What do you make of the way the pandemic has hit community college enrollment? What were the lessons learned?
The majority of the students we serve in the community technical college sector have part-time or full-time jobs, and [the pandemic] had a much bigger effect on us than it did on the university sectors. We have to figure out how to address the other things that are going on in people’s lives that are barriers for them to go to college or cause them to defer … until their kids are back in school or until they have child care. It has made us aware about a broader role that we have around helping people who want to go to college and get college credentials to get jobs that require those credentials and skills, to think a little more broadly about how we support students.
What are the greatest challenges you faced and still faced?
Resources. We’ve made some good gains recently … [But] community colleges are very heavily dependent upon the state for both operating funds and capital construction. We don’t have taxing authority like school districts do.

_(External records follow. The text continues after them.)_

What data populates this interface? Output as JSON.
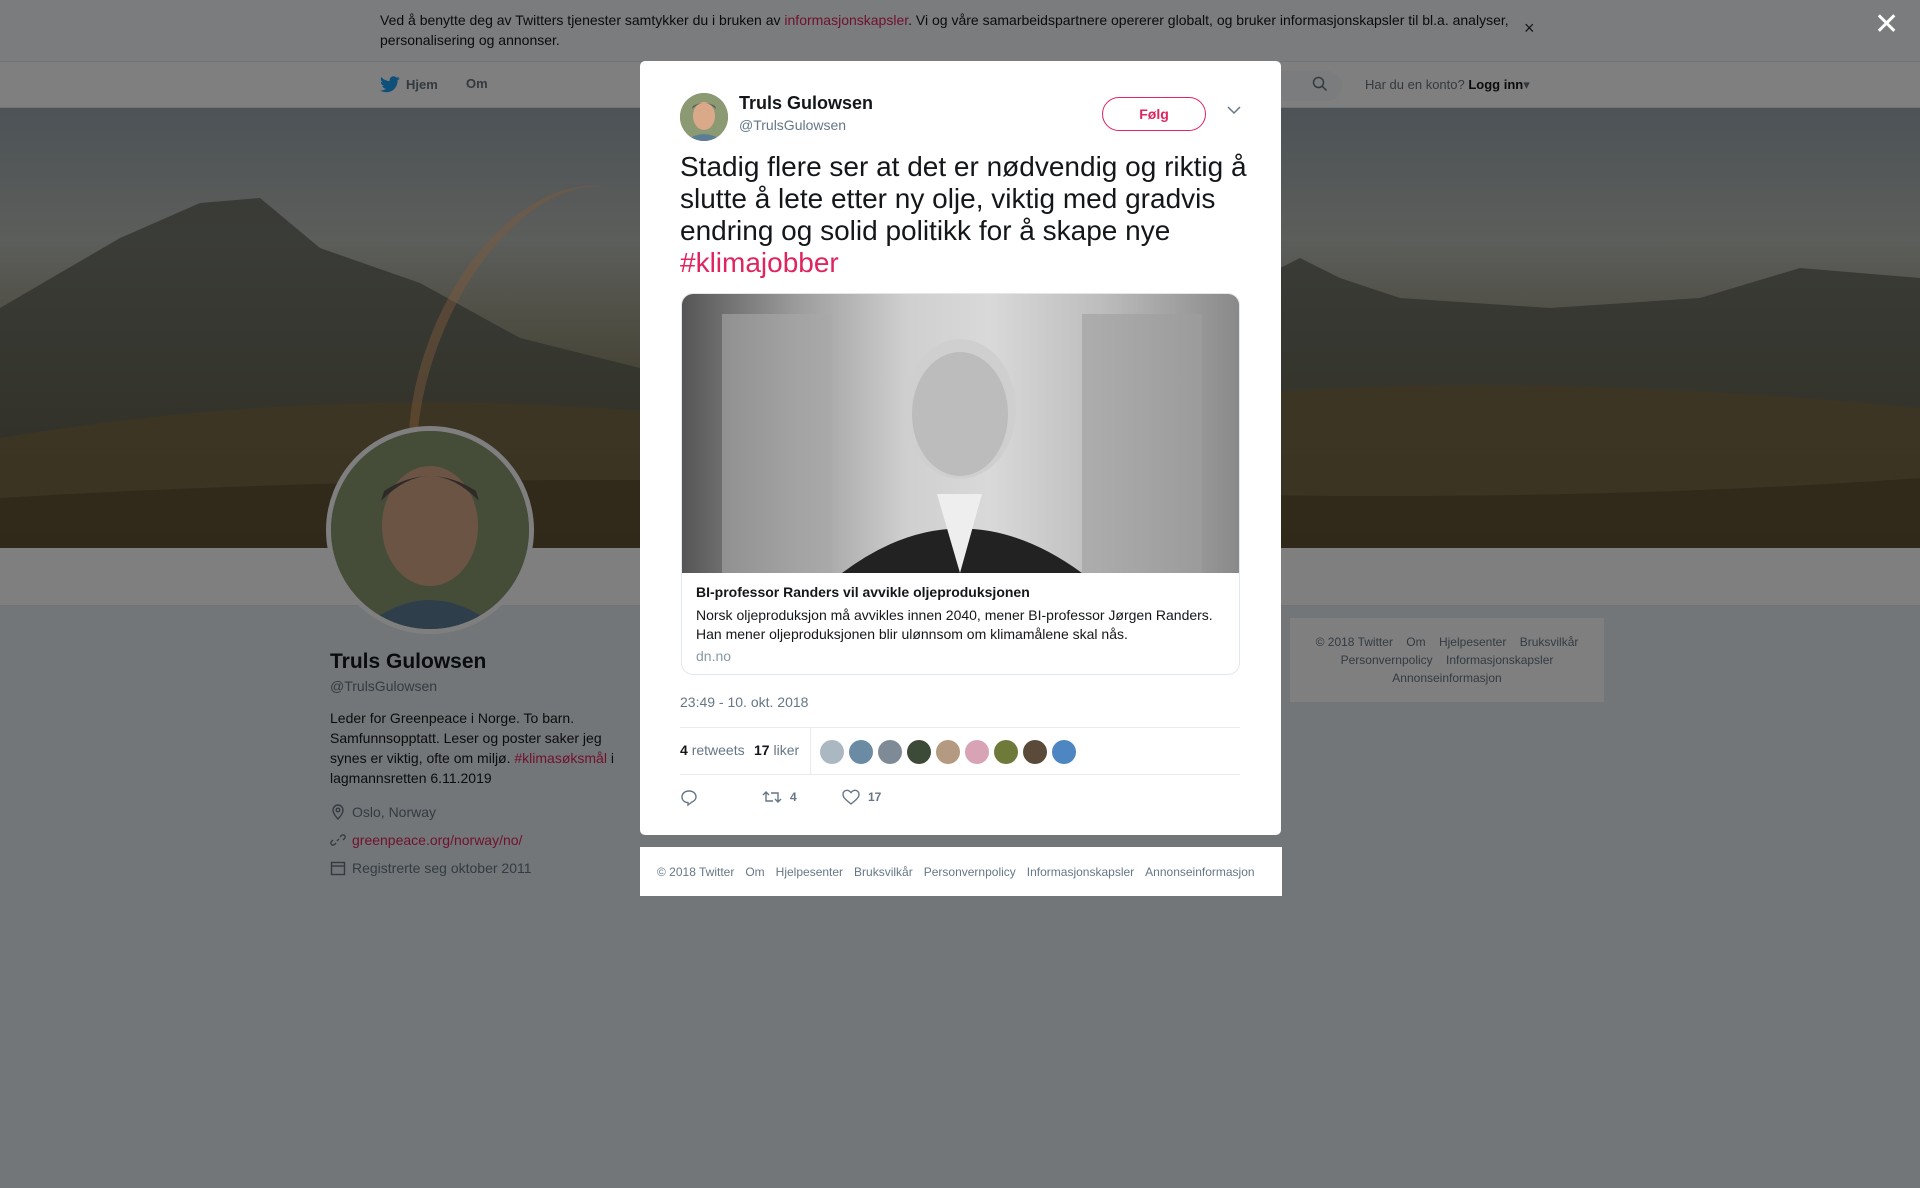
{
  "cookie": {
    "text_before": "Ved å benytte deg av Twitters tjenester samtykker du i bruken av ",
    "link": "informasjonskapsler",
    "text_after": ". Vi og våre samarbeidspartnere opererer globalt, og bruker informasjonskapsler til bl.a. analyser, personalisering og annonser."
  },
  "nav": {
    "home": "Hjem",
    "about": "Om",
    "login_prompt": "Har du en konto?",
    "login_label": "Logg inn"
  },
  "profile": {
    "name": "Truls Gulowsen",
    "handle": "@TrulsGulowsen",
    "bio_before": "Leder for Greenpeace i Norge. To barn. Samfunnsopptatt. Leser og poster saker jeg synes er viktig, ofte om miljø. ",
    "bio_tag": "#klimasøksmål",
    "bio_after": " i lagmannsretten 6.11.2019",
    "location": "Oslo, Norway",
    "website": "greenpeace.org/norway/no/",
    "joined": "Registrerte seg oktober 2011"
  },
  "side_footer": {
    "items": [
      "© 2018 Twitter",
      "Om",
      "Hjelpesenter",
      "Bruksvilkår",
      "Personvernpolicy",
      "Informasjonskapsler",
      "Annonseinformasjon"
    ]
  },
  "tweet": {
    "author_name": "Truls Gulowsen",
    "author_handle": "@TrulsGulowsen",
    "follow_label": "Følg",
    "text": "Stadig flere ser at det er nødvendig og riktig å slutte å lete etter ny olje, viktig med gradvis endring og solid politikk for å skape nye ",
    "hashtag": "#klimajobber",
    "card": {
      "title": "BI-professor Randers vil avvikle oljeproduksjonen",
      "description": "Norsk oljeproduksjon må avvikles innen 2040, mener BI-professor Jørgen Randers. Han mener oljeproduksjonen blir ulønnsom om klimamålene skal nås.",
      "domain": "dn.no"
    },
    "timestamp": "23:49 - 10. okt. 2018",
    "retweets_count": "4",
    "retweets_label": "retweets",
    "likes_count": "17",
    "likes_label": "liker",
    "action_retweets": "4",
    "action_likes": "17"
  },
  "modal_footer": {
    "items": [
      "© 2018 Twitter",
      "Om",
      "Hjelpesenter",
      "Bruksvilkår",
      "Personvernpolicy",
      "Informasjonskapsler",
      "Annonseinformasjon"
    ]
  },
  "colors": {
    "accent": "#e0245e",
    "text": "#14171a",
    "muted": "#657786"
  }
}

The falling enrollment issue — it’s kind of one of the elephants in the room. What it means is that people in our state who are looking for social and economic mobility through a college degree — that fewer people are able to take advantage of that opportunity. The community and technical college sector is the major provider of front-line workers for the state’s employers. If we have fewer people in those programs, in our technical programs, that means there are fewer newly trained technical workers who are going out into the economy.
What is your advice to your successor?
To continue the coalitions that we have built with business and labor because that’s how we’re gonna get further faster — if we’re working together collectively. We have set that up now as an expectation in the college system. I don’t think it’ll be challenging for our successor to continue doing that good work.